Last month, a local county agricultural council sponsored their annual farm fest, where a number of local farms are open on a weekend day for free tours / open house. It just so happens that one of the farms open for tours was only ~3 miles away so we decided to stop by.

Although only a few miles away, the farm isn’t directly visible from the road, so we had no idea that they raise…  yaks!

Here is a picture of one of their yaks:

An adult female yak.

We learned that yaks are a triple threat – they are raised for milk, meat and fiber. The farm was selling yak sliders and yak yarn and fiber products during the open house.

According to the farmer, yaks are smaller than typical beef and dairy cows – the adult females are typically only 500 to 600 pounds. Adult male yaks (domesticated) can weigh in at 900 – 1,200 pounds. For reference, typical beef cattle bulls can reach closer to 2,000-3,000 pounds (but are often slaughtered younger so are usually seen at lower than full weight).

Here is a close-up shot so you can see their shaggy fur coat. Their fiber is used to make yarn and then into whatever product from there. The farm was selling knit yak products such as winter hats.

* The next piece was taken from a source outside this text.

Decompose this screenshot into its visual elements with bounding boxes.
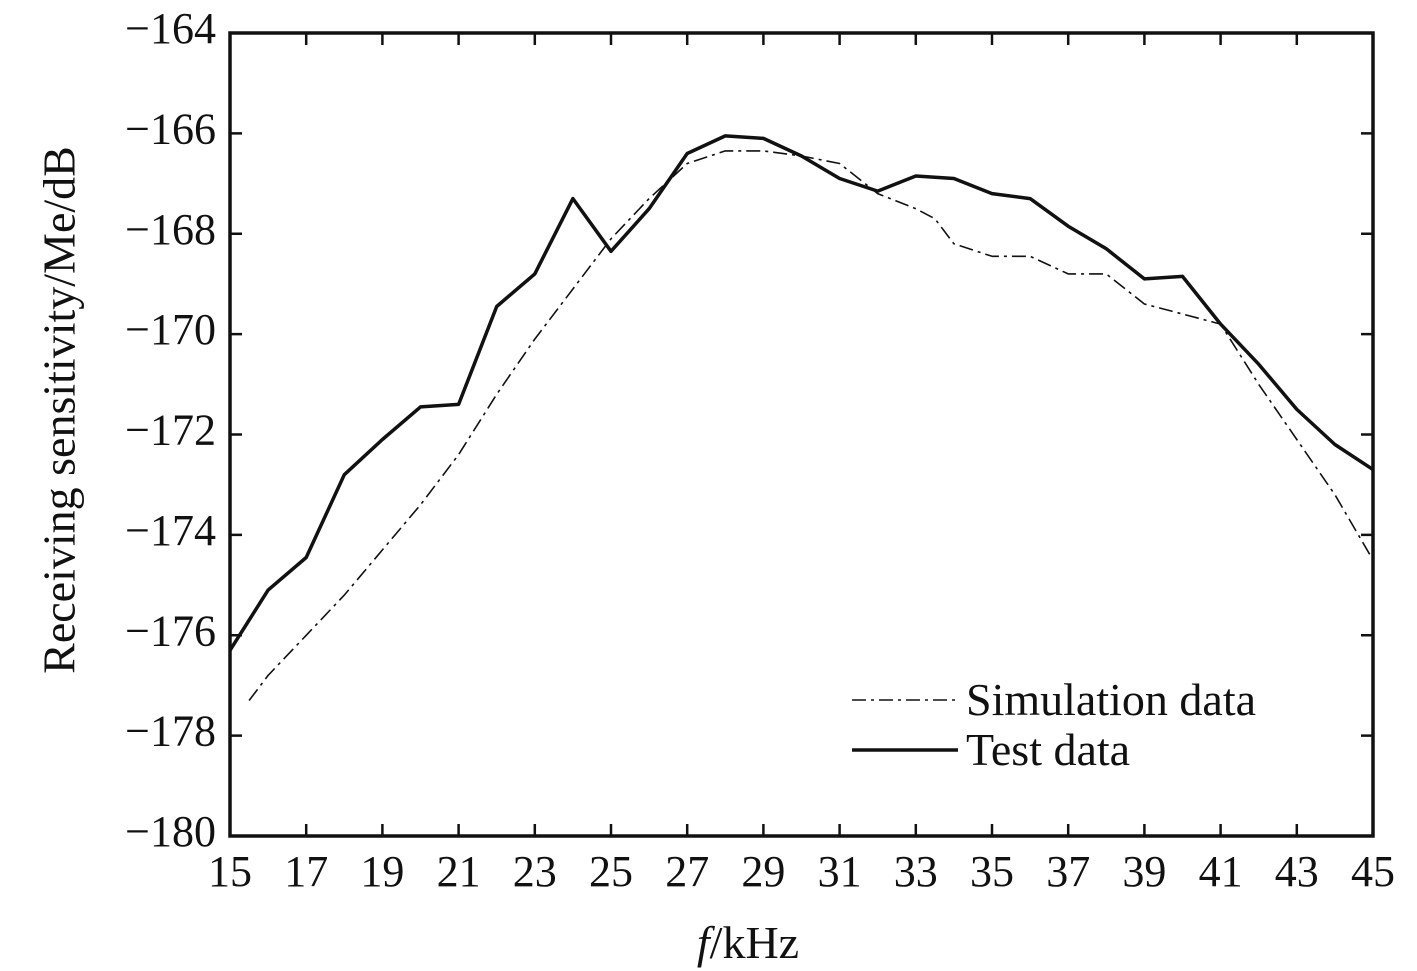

An imperial yak (I think).


Yaks come in a variety of color patterns. A black yak is called an imperial yak. A yak that is white and black is called a royal yak.  There are also somewhat rare golden yaks that are all light brownish in color.

A royal yak.

Their herd had some young yaks as well. Here is a picture of some younger yaks at the feeding trough.

Alpacas in the pasture.

In addition to the yaks, that same farm also raised alpacas. They raised the alpacas for fiber.

After the yak farm, we also took a tour of an organic dairy farm.

They had a robotic milking machine – the cows were basically free range around the open pasture and open barn and could decide on their own when they wanted to be milked. The cows were wearing collars with rfid tags so the robot can track which cows were milked when and how much milk they produced. The software tracking the cows alerts the farmer if a certain cow hasn’t been milked in too long.

The cows enter the milking stall on their own and then the robot conducts the entire milking process without any human intervention. It detects and cleans their udders and then milks the cow and sends the milk to the holding tank.  Unfortunately I forgot to get any pictures or videos, but it was quite interesting to watch and I recommend that you go to see one in action if you ever get the chance.